Non manca, comunque, la vena giambica, che gli ispira la risentita deplorazione dei ciarlatani che “giudicano e mandano”, e dei colonizzatori dell’Africa, “vandali, sfruttatori, egoisti”, come la sonora squalifica dei politici imbonitori e corrotti, esaltata dal saporoso dialetto siciliano: “L’avissimu a chiuriri / ‘nta ‘na càmmara / ‘jttari ‘a chiavi / e macari pi ‘na vota / un ghiri a vutari”. Così come in Rassegniamoci si dipana una rassegna vigorosamente sarcastica dei miti e delle decezioni della società di oggi, dall’egoismo al materialismo al nichilismo al trionfo dell’apparire, fornendo, a margine, l’alternativa: “oppure reagiamo”. E si fa strada, qua e là, la vocazione gnomica dell’autore, che si rivela in vari lacerti aforistici ed epigrammatici, contesti di pochissimi versi, talora di numero inferiore alla misura dell’haiku, e culmina nella pagina finale, interamente consacrata a una vivace prosa di riflessioni etico-psicologiche: “Soli con i propri pensieri, si incontra se stessi”.
Questa sentita presenza di una Musa gnomica – giustificata dalla sua idea di una poesia fautrice di riflessione e di conoscenza – spiega anche il non raro indulgere del poeta al livello “basso” che richiama il Montale di Satura. Donde il verso, che conosce levità aerea di stilemi e soavità di accenti nei canti ispirati all’amore, sa pure attingere il vigore kerigmatico o fissarsi nella plasticità dell’epigramma. Lo caratterizza, comunque, una libera polimetria, che si adorna, disinvoltamente, di rime, assonanze e consonanze, e si avvale della frequenza dell’anafora per ribadire i concetti e le immagini che l’autore privilegia.

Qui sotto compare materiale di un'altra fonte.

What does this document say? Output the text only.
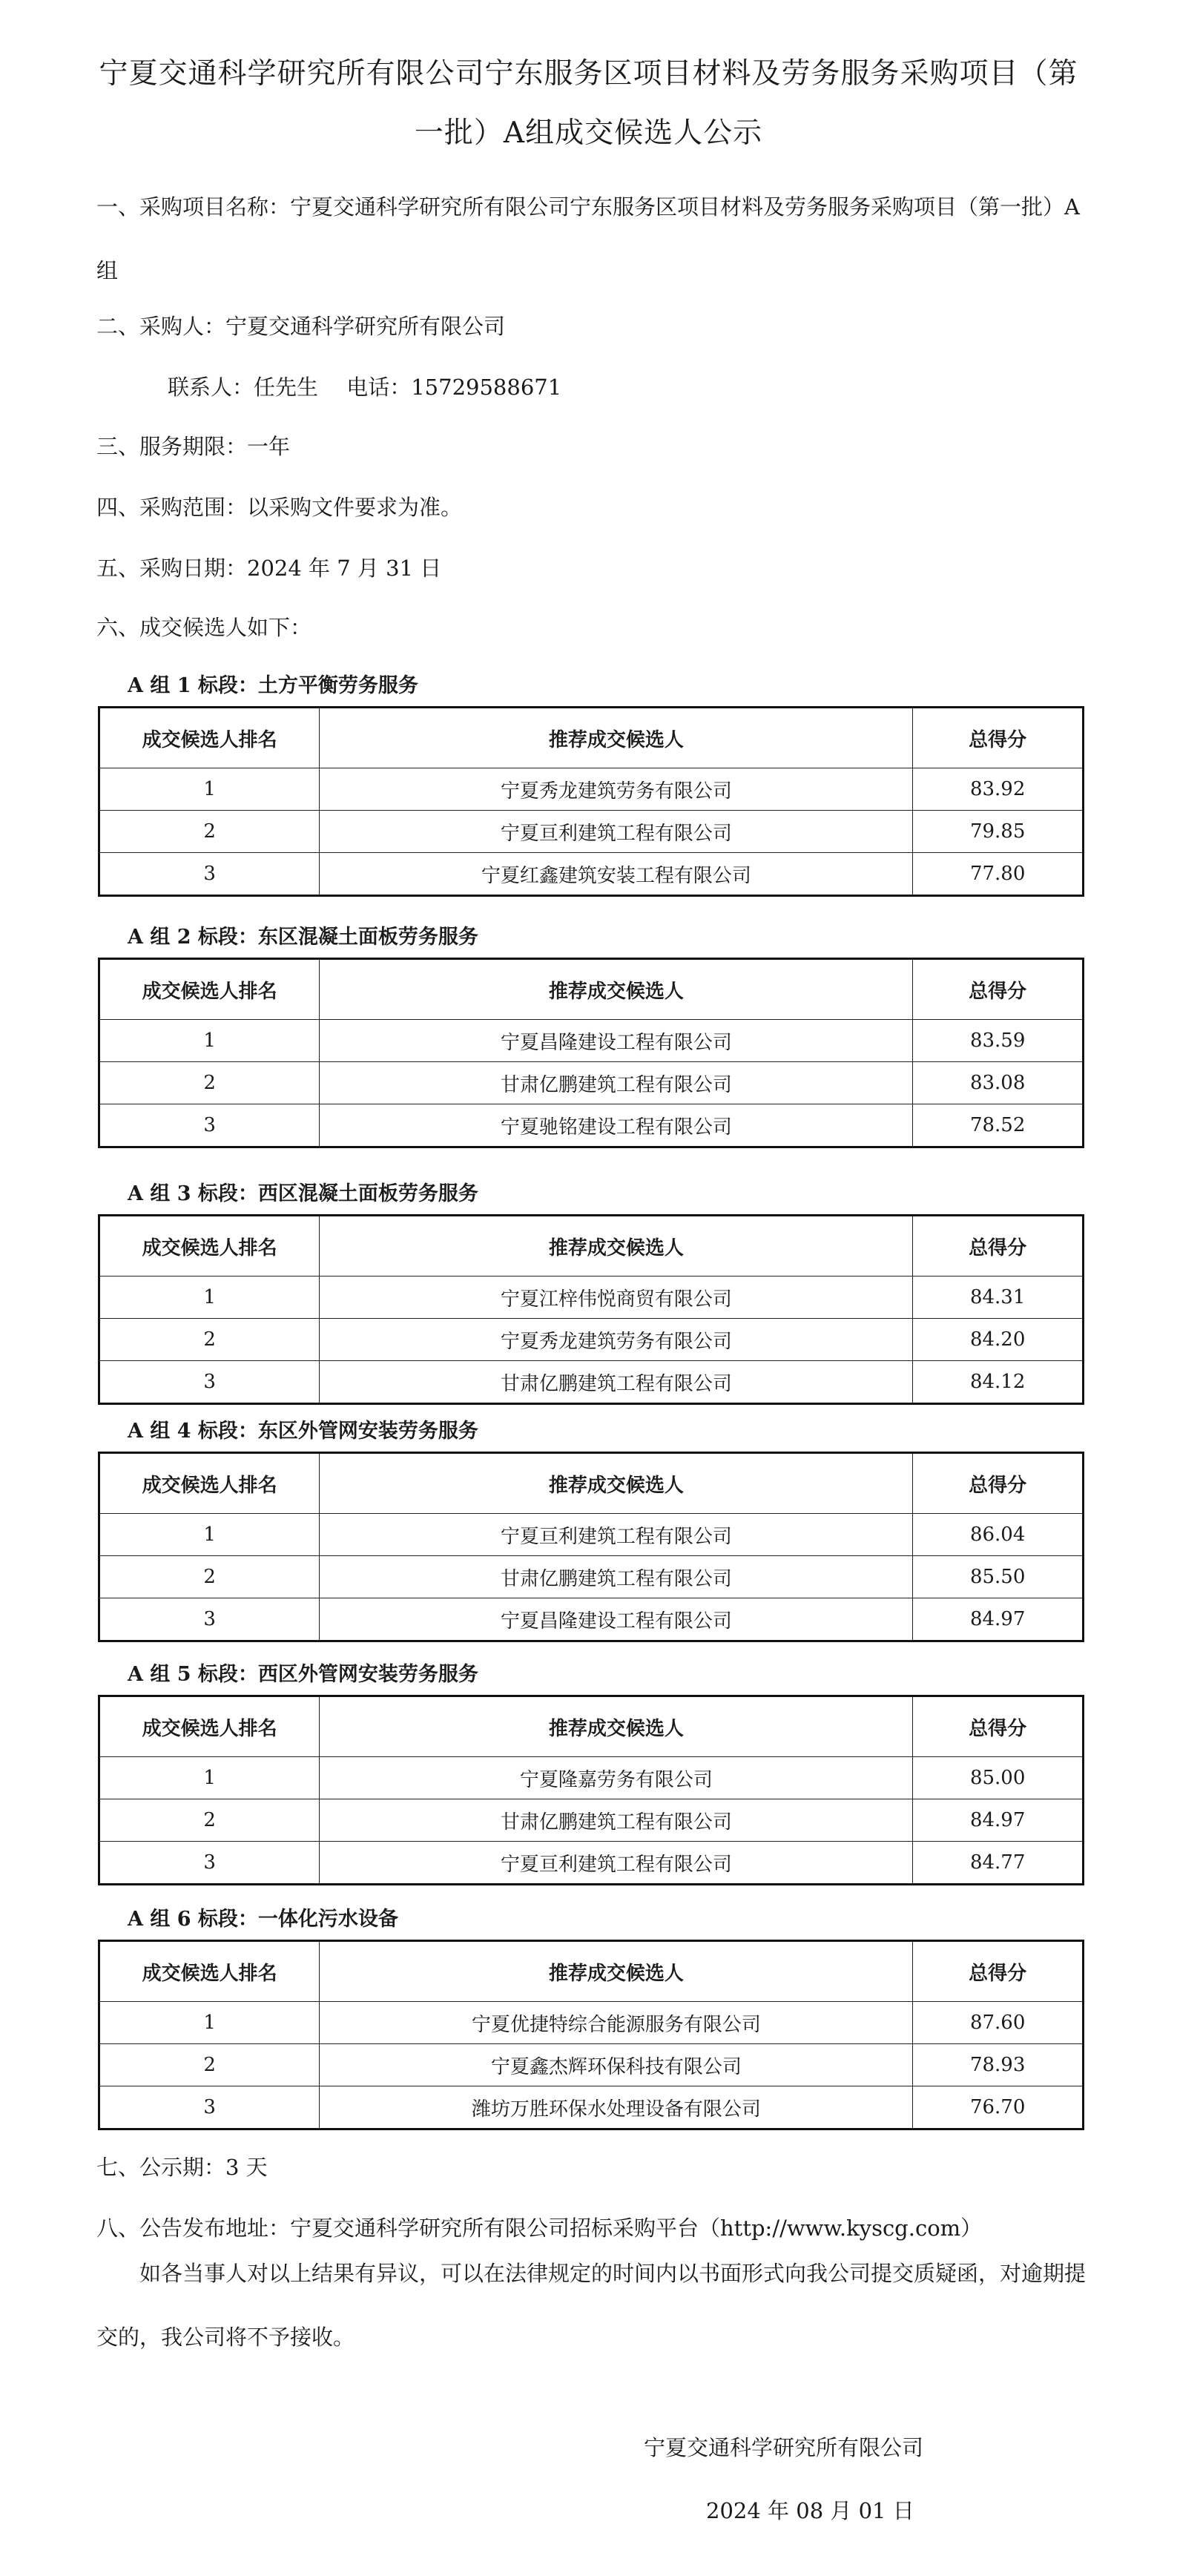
宁夏交通科学研究所有限公司宁东服务区项目材料及劳务服务采购项目（第一批）A组成交候选人公示
一、采购项目名称：宁夏交通科学研究所有限公司宁东服务区项目材料及劳务服务采购项目（第一批）A 组
二、采购人：宁夏交通科学研究所有限公司
联系人：任先生　 电话：15729588671
三、服务期限：一年
四、采购范围：以采购文件要求为准。
五、采购日期：2024 年 7 月 31 日
六、成交候选人如下：
A 组 1 标段：土方平衡劳务服务
成交候选人排名	推荐成交候选人	总得分
1	宁夏秀龙建筑劳务有限公司	83.92
2	宁夏亘利建筑工程有限公司	79.85
3	宁夏红鑫建筑安装工程有限公司	77.80
A 组 2 标段：东区混凝土面板劳务服务
成交候选人排名	推荐成交候选人	总得分
1	宁夏昌隆建设工程有限公司	83.59
2	甘肃亿鹏建筑工程有限公司	83.08
3	宁夏驰铭建设工程有限公司	78.52
A 组 3 标段：西区混凝土面板劳务服务
成交候选人排名	推荐成交候选人	总得分
1	宁夏江梓伟悦商贸有限公司	84.31
2	宁夏秀龙建筑劳务有限公司	84.20
3	甘肃亿鹏建筑工程有限公司	84.12
A 组 4 标段：东区外管网安装劳务服务
成交候选人排名	推荐成交候选人	总得分
1	宁夏亘利建筑工程有限公司	86.04
2	甘肃亿鹏建筑工程有限公司	85.50
3	宁夏昌隆建设工程有限公司	84.97
A 组 5 标段：西区外管网安装劳务服务
成交候选人排名	推荐成交候选人	总得分
1	宁夏隆嘉劳务有限公司	85.00
2	甘肃亿鹏建筑工程有限公司	84.97
3	宁夏亘利建筑工程有限公司	84.77
A 组 6 标段：一体化污水设备
成交候选人排名	推荐成交候选人	总得分
1	宁夏优捷特综合能源服务有限公司	87.60
2	宁夏鑫杰辉环保科技有限公司	78.93
3	潍坊万胜环保水处理设备有限公司	76.70
七、公示期：3 天
八、公告发布地址：宁夏交通科学研究所有限公司招标采购平台（http://www.kyscg.com）
如各当事人对以上结果有异议，可以在法律规定的时间内以书面形式向我公司提交质疑函，对逾期提交的，我公司将不予接收。
宁夏交通科学研究所有限公司
2024 年 08 月 01 日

Una pluralità di contenuti e di toni, in definitiva, che non lede la sostanziale unità della silloge, il cui senso ultimo risiede, a mio avviso, nell’anelito, autentico e fervido, al sublimarsi dell’animo, attraverso una poesia liberatrice dalle strettoie del contingente: itinerario di amore e di pace che dal buio della barbarie contemporanea muove ad elevare, con l’autore, il lettore fino alla luce dell’Assoluto.